マスクは会議の合間の休憩時間にあちこちをうろつき、社員から話を聞いてみることにした。在宅勤務の人が多いため、水曜午後のおやつ時だというのに人の姿がほとんどない。

 ようやく、20人ほどが10階のコーヒーバーにたむろしているのを見つける。だが、みな怖いのか、マスクには寄ってこなかった。案内スタッフが声をかけるなどして、話をすることができた。ある女性が、みんなが気にしていることを尋ねた。

「我々の75%をクビにされるおつもりなんですか?」

 マスクは、その数字は自分が出したものではない、でたらめだと言った。

「ただ、これからがんばらないといけないのはまちがいありません。景気は後退していますし、コスト以下の売上しかあげられていません。ですから、お金をもっと儲ける方法かコストを減らす方法をみつける必要があります」

 コーヒーバーから会議フロアに戻ると、すでにそこはマスクの会社のテスラ(電気自動車)やスペースX(宇宙開発)の忠実な技術者たちが占拠していた。マスクの指示を受けて、とどめるに値する社員を洗い出すためである。銀行の担当者と弁護士もおり、臨戦態勢という雰囲気だった。
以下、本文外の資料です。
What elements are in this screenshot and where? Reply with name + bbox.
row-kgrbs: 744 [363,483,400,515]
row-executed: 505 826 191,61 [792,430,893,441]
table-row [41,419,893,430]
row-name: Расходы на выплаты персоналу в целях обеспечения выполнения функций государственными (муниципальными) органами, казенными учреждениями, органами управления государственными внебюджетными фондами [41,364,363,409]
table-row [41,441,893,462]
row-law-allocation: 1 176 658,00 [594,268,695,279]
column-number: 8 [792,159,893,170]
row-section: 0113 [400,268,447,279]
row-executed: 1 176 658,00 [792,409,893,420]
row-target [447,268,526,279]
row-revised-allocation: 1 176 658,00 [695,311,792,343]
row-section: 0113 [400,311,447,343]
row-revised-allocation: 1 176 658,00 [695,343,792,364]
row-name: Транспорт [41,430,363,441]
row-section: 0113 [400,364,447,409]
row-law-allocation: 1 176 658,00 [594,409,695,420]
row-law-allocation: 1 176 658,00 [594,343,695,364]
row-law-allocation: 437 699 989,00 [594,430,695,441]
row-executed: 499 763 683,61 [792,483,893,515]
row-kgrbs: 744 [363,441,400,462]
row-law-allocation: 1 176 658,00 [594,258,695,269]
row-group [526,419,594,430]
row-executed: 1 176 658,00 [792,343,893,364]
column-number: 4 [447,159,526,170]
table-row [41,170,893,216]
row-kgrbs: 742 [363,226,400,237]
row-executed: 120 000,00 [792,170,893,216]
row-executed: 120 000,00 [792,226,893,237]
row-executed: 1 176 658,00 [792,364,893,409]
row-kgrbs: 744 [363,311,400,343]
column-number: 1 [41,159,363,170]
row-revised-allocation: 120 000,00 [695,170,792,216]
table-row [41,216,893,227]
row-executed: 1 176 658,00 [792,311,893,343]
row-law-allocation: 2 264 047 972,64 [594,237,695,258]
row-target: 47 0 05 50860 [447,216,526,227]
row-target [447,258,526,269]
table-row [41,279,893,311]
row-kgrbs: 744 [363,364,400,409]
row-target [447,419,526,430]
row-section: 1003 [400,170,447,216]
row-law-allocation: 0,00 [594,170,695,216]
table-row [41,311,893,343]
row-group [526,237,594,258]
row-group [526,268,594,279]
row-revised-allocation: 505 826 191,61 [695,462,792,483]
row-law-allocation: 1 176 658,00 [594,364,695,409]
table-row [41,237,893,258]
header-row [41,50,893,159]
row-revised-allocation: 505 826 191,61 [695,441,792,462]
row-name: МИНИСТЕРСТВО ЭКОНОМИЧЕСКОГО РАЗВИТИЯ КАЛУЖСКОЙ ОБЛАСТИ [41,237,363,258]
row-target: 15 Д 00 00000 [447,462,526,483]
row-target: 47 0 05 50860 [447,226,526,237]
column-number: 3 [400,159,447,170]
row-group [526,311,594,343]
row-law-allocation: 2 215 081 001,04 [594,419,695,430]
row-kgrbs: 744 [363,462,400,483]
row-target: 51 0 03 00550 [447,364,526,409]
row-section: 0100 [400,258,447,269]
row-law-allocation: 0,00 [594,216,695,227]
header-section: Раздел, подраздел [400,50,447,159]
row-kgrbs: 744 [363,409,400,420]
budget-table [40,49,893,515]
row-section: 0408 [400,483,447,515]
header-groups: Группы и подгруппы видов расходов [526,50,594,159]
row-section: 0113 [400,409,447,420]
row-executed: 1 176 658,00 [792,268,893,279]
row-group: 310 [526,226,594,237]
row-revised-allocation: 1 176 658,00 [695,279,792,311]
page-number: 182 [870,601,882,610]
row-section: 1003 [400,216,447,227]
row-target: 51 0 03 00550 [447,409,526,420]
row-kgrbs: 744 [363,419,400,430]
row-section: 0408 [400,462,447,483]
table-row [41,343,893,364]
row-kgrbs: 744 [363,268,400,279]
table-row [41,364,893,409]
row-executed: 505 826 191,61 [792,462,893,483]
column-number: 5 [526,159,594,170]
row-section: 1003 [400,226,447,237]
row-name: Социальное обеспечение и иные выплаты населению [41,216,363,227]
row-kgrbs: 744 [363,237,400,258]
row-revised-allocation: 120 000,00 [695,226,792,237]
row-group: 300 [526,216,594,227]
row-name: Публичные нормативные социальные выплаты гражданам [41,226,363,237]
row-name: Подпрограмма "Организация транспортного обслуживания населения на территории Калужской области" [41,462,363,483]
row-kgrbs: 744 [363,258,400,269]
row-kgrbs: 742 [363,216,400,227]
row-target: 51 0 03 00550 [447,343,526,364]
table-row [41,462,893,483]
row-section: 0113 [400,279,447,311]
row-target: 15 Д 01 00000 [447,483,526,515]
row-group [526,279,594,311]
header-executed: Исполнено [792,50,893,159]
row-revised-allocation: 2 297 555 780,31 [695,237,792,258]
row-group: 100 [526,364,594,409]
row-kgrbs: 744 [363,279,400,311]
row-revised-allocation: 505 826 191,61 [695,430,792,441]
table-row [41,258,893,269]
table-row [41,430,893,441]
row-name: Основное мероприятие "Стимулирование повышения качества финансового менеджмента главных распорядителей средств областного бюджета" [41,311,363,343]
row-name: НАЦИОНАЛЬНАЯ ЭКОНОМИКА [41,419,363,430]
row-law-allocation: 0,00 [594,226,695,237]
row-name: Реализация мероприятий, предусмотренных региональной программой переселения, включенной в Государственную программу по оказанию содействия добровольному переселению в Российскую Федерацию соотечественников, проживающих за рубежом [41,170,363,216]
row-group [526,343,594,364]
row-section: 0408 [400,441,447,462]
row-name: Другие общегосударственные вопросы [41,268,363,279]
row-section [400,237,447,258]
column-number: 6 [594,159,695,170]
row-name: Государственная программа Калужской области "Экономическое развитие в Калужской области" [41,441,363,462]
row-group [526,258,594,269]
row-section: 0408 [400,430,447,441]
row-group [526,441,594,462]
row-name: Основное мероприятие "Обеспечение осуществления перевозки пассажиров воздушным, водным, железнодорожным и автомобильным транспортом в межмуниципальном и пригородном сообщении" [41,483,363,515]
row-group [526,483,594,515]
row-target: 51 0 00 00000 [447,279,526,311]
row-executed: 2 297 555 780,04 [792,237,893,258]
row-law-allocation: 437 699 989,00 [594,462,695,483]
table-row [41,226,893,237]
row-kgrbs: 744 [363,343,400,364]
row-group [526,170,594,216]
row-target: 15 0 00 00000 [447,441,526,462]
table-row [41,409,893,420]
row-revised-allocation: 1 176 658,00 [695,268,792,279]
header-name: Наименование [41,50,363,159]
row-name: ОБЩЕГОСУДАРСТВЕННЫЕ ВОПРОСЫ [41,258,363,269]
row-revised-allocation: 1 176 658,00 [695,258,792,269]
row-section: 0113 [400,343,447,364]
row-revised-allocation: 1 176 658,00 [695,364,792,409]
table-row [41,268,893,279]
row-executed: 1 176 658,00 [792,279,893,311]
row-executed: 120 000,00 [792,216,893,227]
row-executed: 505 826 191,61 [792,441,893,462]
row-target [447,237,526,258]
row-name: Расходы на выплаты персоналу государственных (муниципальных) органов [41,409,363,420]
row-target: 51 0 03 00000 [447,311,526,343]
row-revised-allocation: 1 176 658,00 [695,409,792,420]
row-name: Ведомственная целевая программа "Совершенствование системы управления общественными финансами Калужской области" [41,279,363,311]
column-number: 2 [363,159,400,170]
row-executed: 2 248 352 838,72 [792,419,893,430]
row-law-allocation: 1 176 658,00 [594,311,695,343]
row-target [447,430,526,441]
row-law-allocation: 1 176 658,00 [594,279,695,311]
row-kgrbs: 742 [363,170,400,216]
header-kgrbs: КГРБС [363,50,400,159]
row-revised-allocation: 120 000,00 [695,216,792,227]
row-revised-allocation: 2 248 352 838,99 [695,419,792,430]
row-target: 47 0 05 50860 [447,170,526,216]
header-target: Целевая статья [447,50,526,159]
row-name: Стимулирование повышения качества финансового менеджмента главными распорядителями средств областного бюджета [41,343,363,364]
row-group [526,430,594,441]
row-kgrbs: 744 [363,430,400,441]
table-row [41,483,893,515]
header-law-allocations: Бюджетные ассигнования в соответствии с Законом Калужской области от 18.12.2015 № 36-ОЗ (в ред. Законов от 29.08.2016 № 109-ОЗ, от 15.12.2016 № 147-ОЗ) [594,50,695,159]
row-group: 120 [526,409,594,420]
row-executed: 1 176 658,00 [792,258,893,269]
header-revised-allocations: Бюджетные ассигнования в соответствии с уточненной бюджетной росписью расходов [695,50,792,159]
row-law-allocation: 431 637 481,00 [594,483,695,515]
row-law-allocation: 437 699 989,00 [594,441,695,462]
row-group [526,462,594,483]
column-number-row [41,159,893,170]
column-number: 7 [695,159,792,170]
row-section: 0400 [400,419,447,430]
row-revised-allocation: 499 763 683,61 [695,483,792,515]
 そして、買収クロージング予定の前日。マスクは大胆不敵で無慈悲な作戦に出た。クロージングを予定より早めることで、現CEOと現幹部らをクビにして、ストックオプションと退職金を受け取れないようにしたのだ。ツイッター経営陣にミスリードされて、440億ドルという高い値段で買わされたと感じていたマスクなりの仕返しだった。

 その夜、マスクはスペースXのファルコン9打ち上げを見届けた数分後には、製品(ツイッター)をいじりはじめる。そしてログイン画面を変えようと思い立ち、すぐにツイッターの技術者へメッセージを送った。

 インド里帰りから戻る途中だったその技術者は「月曜日に出社して直します」と返信する。しかし「すぐやれ」と言われ、帰りの機内のWi-Fiを使い、その夜のうちに修正を済ますことになった。